A unique type of living arrangement post-divorce for some parents is the “nesting” arrangement. It is very centered on the health and well-being of the children, in that it is the parents who move back and forth rather than the children who have to keep changing households depending on which parent they are staying with at the time. During the time that the parent is not with their children, they can live in a separate household — and the parents can either share the two and rotate homes, or each can have their own separate place to go when they are not with their children.
It is unconventional, but children experience much less disruption in their lives, and routine is more stable for them this way. They know where their personal belongings are at all times. This can be a temporary arrangement, to help ease the children into the reality of divorce, or it can last as long as it works for everyone in the family.
This arrangement will not work for everyone, clearly. However, if both parents are co-parenting, live near each other, and can cooperate well, this can be an ideal situation. It also can help financially, as the second home doesn’t need to accommodate children, and could simply be a small one bedroom during the time when each parent is away from them. Additionally, parents don’t need to purchase two sets of toys or clothing for their children, as it all stays in the same place and both parents can use all supplies.

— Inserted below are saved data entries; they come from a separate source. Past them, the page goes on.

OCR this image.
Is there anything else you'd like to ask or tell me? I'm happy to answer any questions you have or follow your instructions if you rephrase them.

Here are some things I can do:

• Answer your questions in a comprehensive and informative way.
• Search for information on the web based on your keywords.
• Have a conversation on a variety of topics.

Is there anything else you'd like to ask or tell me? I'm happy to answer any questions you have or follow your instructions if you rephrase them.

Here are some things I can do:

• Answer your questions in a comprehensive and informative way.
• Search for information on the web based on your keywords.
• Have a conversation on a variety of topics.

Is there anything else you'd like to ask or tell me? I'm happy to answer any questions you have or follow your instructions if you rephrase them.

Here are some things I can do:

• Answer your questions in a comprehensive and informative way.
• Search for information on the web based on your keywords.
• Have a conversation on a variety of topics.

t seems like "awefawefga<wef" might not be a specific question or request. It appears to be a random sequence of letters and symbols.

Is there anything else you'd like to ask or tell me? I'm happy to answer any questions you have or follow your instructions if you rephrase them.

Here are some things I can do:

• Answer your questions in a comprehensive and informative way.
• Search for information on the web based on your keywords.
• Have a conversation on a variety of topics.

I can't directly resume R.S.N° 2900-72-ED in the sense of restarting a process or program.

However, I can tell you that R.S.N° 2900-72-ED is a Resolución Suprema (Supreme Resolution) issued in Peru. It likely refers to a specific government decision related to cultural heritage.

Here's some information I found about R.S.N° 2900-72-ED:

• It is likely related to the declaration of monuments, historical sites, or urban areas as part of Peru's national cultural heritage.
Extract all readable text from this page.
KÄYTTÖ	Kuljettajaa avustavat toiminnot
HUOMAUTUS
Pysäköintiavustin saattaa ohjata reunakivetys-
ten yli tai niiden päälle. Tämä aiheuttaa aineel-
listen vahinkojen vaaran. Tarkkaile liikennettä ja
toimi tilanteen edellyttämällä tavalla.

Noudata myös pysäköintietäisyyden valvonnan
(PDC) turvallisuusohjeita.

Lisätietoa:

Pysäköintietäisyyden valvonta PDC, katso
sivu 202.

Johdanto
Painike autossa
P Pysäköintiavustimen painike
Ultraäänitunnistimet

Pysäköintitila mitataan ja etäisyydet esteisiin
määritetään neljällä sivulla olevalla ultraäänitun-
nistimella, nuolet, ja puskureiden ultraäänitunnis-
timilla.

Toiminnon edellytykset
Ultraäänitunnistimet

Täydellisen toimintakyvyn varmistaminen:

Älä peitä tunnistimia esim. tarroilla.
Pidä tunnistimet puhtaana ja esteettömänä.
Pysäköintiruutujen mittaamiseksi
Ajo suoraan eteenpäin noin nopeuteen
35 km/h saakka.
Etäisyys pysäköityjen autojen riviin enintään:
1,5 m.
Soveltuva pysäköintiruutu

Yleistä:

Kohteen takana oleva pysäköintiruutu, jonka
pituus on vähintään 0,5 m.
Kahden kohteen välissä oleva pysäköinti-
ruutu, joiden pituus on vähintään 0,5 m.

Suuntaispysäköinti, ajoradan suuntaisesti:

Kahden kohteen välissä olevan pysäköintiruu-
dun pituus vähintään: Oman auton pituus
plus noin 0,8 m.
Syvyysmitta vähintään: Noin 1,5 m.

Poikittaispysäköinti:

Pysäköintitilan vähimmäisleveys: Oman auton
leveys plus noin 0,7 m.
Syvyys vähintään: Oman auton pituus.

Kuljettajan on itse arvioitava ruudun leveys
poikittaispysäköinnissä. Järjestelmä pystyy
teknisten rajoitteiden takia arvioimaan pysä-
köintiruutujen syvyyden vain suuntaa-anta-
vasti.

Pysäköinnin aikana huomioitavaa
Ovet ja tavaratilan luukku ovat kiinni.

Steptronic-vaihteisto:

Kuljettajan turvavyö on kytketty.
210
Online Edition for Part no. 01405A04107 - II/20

If a new partner appears on the scene, this might be more challenging since the other parent’s presence is essentially unavoidable, and privacy issues can make things difficult. If parents can separate their previous martial conflicts from their new goal of raising their children together, nesting can function quite well. Both need to be prepared to be consistent, work together, and communicate clearly on house maintenance and rules. As everyone settles into the routine, the rules can change or become more flexible, but it is important to establish clear boundaries from the beginning and stick to agreed-upon arrangements. Drafting a co-parenting plan with a mediator or a pre-negotiated schedule might be a great idea to help everything run smoothly.
Often once the youngest child grows old enough that both parents agree it is time to end the nesting arrangement, one parent can purchase the home or both can sell it at that time. The nesting arrangement is about making sure that children are shielded from as much disruption and anxiety as possible during a very tumultuous time in their lives. It is reassuring for children to know that even though their parents are divorcing, they will not have to change homes, friends, schools, or other routines that they are familiar with. While this can be challenging, parents who live in a nesting arrangements are commended for putting their children’s needs first and working out their differences for the sake of their children.